BRUSSELS, Belgium -- The European Union's head office issued a strong denial Monday to Israeli claims that millions of dollars of aid to the government of Palestinian leader Yasser Arafat were used to fund suicide bombers.

A report by the Israeli government made public on Sunday alleged EU aid money was being used to pay the salaries of hundreds of extremists.

EU spokesman Gunnar Wiegand told reporters the aid, which totals $337 million over the past two years, was being spent on civilian purposes only.

"The allegations made by the government of Israel are serious," Wiegand said, adding that the EU closely monitored where the money went and what it was used for.

Israeli Cabinet Minister Dan Naveh said some $9 million in EU aid was "used indirectly to finance terrorist acts."

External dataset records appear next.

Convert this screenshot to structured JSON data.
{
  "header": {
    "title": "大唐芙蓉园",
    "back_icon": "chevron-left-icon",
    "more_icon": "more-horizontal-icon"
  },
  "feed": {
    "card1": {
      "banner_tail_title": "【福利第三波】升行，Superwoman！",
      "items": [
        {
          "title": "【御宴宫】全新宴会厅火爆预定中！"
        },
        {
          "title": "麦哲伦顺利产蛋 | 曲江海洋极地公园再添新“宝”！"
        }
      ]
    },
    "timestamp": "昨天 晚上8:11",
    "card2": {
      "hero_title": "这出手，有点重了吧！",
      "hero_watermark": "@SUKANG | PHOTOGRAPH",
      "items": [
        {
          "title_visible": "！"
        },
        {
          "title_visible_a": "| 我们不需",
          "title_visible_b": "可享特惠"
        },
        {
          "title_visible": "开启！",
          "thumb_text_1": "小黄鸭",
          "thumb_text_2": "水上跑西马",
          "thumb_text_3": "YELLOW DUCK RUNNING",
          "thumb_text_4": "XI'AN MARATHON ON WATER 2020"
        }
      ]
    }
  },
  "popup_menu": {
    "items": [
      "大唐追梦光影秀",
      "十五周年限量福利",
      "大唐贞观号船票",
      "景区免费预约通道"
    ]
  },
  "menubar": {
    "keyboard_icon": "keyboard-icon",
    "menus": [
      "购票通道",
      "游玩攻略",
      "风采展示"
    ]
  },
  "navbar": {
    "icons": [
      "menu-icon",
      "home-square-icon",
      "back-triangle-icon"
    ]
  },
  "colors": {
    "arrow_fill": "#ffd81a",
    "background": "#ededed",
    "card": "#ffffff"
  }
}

Wiegand said that the Israeli claims lacked evidence adding that the EU would be open to investigate such allegations "as soon as Israel provides documentary evidence and shares it with us."

"The European Commission has imposed very stringent conditionalities throughout its programs and assistance it provides," Wiegand said.

Projects researched

Wiegand said that EU auditors and specialists from the International Monetary Fund checked all money going toward Palestinian projects to ensure it was being used properly.

"This takes place every month and we do not send money until we get the green light," he said.

Israel presented a 91-page report ahead of a meeting between Israeli Prime Minister Ariel Sharon and President Bush in Washington set for today to prove that Arafat was personally involved in terrorism.

Sharon hopes to persuade Bush and other world leaders that Arafat is a terrorist and should be excluded from future Middle East peace talks.